Le juge de la Cour suprême à la retraite John Paul Stevens a appelé à une abrogation du deuxième amendement dans une tribune du New York Times mardi, et il a exhorté les manifestants qui font pression pour le contrôle des armes à feu à faire de même. Sa proposition audacieuse a suscité de nombreuses questions quant à savoir si un changement aussi fondamental de la Constitution américaine est légalement – et encore moins politiquement – possible.
« Pendant plus de 200 ans après l’adoption du deuxième amendement, il a été uniformément compris comme ne plaçant aucune limite à l’autorité fédérale ou étatique pour promulguer une législation sur le contrôle des armes à feu », a écrit Stevens.
Cela a changé en 2008, lorsque la Cour suprême a statué dans l’affaire du District de Columbia contre Heller qu’il existe un droit individuel de porter des armes. Stevens était l’un des quatre dissidents.
« Cette décision – dont je reste convaincu qu’elle était erronée et certainement discutable – a fourni à la N.R.A. une arme de propagande d’une immense puissance. Renverser cette décision via un amendement constitutionnel pour se débarrasser du deuxième amendement serait simple et ferait plus pour affaiblir la capacité de la N.R.A. à entraver le débat législatif et à bloquer une législation constructive sur le contrôle des armes à feu que toute autre option disponible », a écrit Stevens.
Mais à quel point est-il « simple » – ou difficile – d’abroger un amendement constitutionnel, et comment fonctionne le processus d’abrogation ?
Les experts disent qu’il y a deux façons de procéder. Le premier processus exige que toute proposition d’amendement à la Constitution soit adoptée par la Chambre et le Sénat à la majorité des deux tiers. Il faudrait ensuite qu’elle soit ratifiée par les trois quarts des 50 États – soit 38 d’entre eux.
Historiquement, cela s’est avéré difficile.
Le « processus ardu a vanné tous les amendements proposés au cours des 230 dernières années, à l’exception d’une poignée », a écrit au début du mois Ron Elving, rédacteur principal et correspondant du bureau de Washington pour NPR News.
« Même les idées relativement populaires avec une grande tête d’affiche peuvent se heurter au mur du processus d’amendement. Combien plus difficile serait-il de s’attaquer à la possession individuelle d’armes à feu dans un pays où tant de citoyens possèdent des armes – et se soucient passionnément de leur droit de le faire ? » écrit Elving. Il a souligné le « soutien énorme » dont bénéficie la possession d’armes à feu dans de grandes parties de la nation, en particulier dans le Sud, l’Ouest et le Midwest, « ce qui totaliserait facilement plus qu’assez d’États pour bloquer un amendement sur le contrôle des armes à feu. »

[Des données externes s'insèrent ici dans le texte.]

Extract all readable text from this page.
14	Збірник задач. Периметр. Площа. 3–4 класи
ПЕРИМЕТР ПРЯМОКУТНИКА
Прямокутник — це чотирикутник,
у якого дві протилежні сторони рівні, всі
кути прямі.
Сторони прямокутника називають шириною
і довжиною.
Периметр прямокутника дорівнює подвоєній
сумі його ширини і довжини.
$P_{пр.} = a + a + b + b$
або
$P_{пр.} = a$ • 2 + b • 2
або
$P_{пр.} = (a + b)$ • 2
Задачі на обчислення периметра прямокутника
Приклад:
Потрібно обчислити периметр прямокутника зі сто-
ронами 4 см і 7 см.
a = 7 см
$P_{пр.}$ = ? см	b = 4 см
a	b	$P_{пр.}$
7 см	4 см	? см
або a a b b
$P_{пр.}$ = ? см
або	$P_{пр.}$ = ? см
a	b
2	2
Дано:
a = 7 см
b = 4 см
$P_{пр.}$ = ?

La deuxième option pour abroger un amendement est de tenir une convention constitutionnelle. Dans ce cas, les deux tiers des législatures des États devraient appeler à une telle convention, et les États rédigeraient des amendements qui devraient ensuite être ratifiés par les trois quarts des États.
Bien qu’il soit théoriquement possible de modifier la Constitution de cette façon, « cela ne s’est jamais produit depuis la ratification de la Constitution », a déclaré Kevin McMahon, expert en droit constitutionnel et professeur de sciences politiques au Trinity College de Hartford, dans le Connecticut.
Dans l’histoire des États-Unis, le seul amendement qui ait jamais été abrogé est la Prohibition. Le 21e amendement, en 1933, a abrogé le 18e amendement, de 1919, qui interdisait la fabrication, le transport et la vente d’alcool.
McMahon a déclaré à CBS News qu’il était « très improbable » que le deuxième amendement puisse un jour être abrogé.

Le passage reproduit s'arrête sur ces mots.